Prolific songwriter Bob Mould finally sits down to tell his story.  Starting with his childhood of abuse and loneliness, Mould shows the trajectory is life took, coming to terms with who he is.  See A Little Light covers his early punk and hardcore days in Husker Du, where he first made a name for himself, continues through his successful music career in the well-loved band, Sugar, and finally reaches his time as a solo musician.  Along the way, he talks about his struggles with alcohol and drug addiction, his sexuality and complicated relationships.  There's even the surprising time when Mould worked in wrestling as a writer.  All this ends up with Mould finally accepting himself and obtaining authentic happines. 

Oct 3, 2011
Andrea
These Things Hidden
Heather Gudenkauf

In a small town in Iowa, we meet four women: Alison, who has returned to her hometown after five years in prison for a terrible crime; Brynn, Alison’s estranged sister; Charm, a young nursing student who cares for her sick stepfather; and Claire, the owner of a local bookstore.
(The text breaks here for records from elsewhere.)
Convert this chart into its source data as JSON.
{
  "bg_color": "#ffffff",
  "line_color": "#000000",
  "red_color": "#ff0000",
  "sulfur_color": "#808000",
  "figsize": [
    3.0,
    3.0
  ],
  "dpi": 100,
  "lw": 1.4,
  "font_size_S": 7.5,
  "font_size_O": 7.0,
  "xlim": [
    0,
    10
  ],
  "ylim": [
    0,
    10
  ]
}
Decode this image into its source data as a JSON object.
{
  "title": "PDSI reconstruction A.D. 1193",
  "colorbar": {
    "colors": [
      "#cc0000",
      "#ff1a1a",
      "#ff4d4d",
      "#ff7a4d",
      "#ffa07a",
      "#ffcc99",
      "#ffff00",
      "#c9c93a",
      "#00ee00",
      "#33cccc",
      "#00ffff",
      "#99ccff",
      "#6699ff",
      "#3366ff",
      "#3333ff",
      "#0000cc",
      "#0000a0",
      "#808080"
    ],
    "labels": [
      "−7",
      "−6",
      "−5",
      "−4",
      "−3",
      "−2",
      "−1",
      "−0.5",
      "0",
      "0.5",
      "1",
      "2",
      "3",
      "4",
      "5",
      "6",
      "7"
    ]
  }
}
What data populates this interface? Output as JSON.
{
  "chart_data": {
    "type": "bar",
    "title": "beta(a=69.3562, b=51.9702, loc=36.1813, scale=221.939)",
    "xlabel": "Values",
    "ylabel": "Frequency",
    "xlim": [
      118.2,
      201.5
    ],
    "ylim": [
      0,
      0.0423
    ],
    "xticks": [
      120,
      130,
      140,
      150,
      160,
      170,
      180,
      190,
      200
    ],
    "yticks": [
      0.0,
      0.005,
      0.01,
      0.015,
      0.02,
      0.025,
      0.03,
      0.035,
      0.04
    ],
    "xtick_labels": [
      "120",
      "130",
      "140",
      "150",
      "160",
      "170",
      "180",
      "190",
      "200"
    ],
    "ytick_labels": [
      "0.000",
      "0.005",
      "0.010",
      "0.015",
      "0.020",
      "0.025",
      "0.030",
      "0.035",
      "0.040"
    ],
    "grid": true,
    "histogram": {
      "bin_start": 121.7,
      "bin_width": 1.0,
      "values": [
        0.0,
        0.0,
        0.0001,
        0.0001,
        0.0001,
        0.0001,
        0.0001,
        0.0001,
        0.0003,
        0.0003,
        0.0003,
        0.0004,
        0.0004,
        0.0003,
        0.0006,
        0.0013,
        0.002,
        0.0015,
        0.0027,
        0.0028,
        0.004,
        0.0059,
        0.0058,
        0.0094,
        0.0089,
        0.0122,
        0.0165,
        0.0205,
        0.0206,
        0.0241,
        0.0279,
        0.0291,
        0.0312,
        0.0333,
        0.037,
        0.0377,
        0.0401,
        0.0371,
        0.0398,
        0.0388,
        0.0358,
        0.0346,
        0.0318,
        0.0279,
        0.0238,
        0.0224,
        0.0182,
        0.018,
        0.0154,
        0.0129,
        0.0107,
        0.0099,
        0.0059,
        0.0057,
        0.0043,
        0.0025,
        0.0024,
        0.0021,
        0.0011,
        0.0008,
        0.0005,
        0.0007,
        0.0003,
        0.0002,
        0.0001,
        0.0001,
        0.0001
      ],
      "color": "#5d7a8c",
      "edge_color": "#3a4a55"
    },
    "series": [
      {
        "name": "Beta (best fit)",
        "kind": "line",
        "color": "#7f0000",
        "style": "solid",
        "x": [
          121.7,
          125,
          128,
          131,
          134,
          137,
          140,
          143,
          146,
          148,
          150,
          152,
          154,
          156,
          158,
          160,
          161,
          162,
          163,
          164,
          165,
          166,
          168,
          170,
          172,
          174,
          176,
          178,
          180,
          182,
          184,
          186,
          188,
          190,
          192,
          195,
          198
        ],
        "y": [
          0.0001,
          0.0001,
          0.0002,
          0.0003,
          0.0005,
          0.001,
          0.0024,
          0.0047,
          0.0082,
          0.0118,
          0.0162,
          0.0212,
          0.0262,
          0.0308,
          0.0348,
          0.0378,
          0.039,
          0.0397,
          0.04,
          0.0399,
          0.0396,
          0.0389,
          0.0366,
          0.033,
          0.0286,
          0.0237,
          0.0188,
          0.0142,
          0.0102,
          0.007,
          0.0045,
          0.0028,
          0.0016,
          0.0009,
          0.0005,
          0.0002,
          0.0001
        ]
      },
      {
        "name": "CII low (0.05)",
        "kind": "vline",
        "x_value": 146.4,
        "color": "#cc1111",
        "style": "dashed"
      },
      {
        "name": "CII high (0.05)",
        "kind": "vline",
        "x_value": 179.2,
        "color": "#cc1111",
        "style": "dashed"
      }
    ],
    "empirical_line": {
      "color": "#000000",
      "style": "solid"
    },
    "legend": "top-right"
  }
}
From start to finish Gudenkauf slowly reveals the secrets that connect these women in a gripping tale about family, guilt and unconditional love.

Sep 26, 2011
Anonymous
The Psychopath Test: A Journey Through the Madness Industry
Jon Ronson

Jon Ronson's newest book, The Psychopath Test, manages to be engaging and even funny at times as it delves into psychopathy and Bob Hare's psychopath checklist.  This is a light read investigating the whats and the wheres of psychopaths, giving a broad overview, written by a journalist.  It is not a deeply researched book on psychopathy by a psychologist or psychiatrist.  With that in mind, it is highly entertaining with disturbing and amusing anecdotes. 

Sep 25, 2011
Andrea
A Drink Before the War
Dennis Lehane

When a cleaning woman from the Massachusetts State House disappears with sensitive documents, private investigators Patrick Kenzie and Angela Gennaro are hired to find her. With a little digging they discover that this is much more complicated than a simple blackmail case: their subject possesses photographs that will ruin a congressman’s career, incite a gang war and deliver some justice for the victim of a long-forgotten crime. The first in Lehane’s Kenzie and Gennaro series, Shamus Award-winning debut is a strong introduction to key players and a great introduction to Lehane’s style of writing.

Sep 23, 2011
Anonymous
Falling Man by Don DeLillo
Falling Man
Don DeLillo

This is the story of Keith Neudecker, a lawyer and survivor of the World Trade Center attacks on 9/11/01 who shows up at his estranged wife’s apartment covered in ash and blood on the day of the attacks. It is also the story of the Falling Man, a performance artist who shows up unannounced after the attacks in business suit hanging from balconies and overpasses, like the infamous picture of the man who jumped out of the burning towers. The description of the events of 9/11 are harrowing, intense, and reflective (the beginning and end are realistic renderings). For the survivors and their families, daily events follow and routines spring up out of need to fill space vacated by lost friends amid this life-altering experience. Even though DeLillo is regarded as a more literary writer, I thought this book was accessible, though not sentimental or overtly patriotic. Recommended to anyone interested in learning about the emotional turmoil this tragic event caused.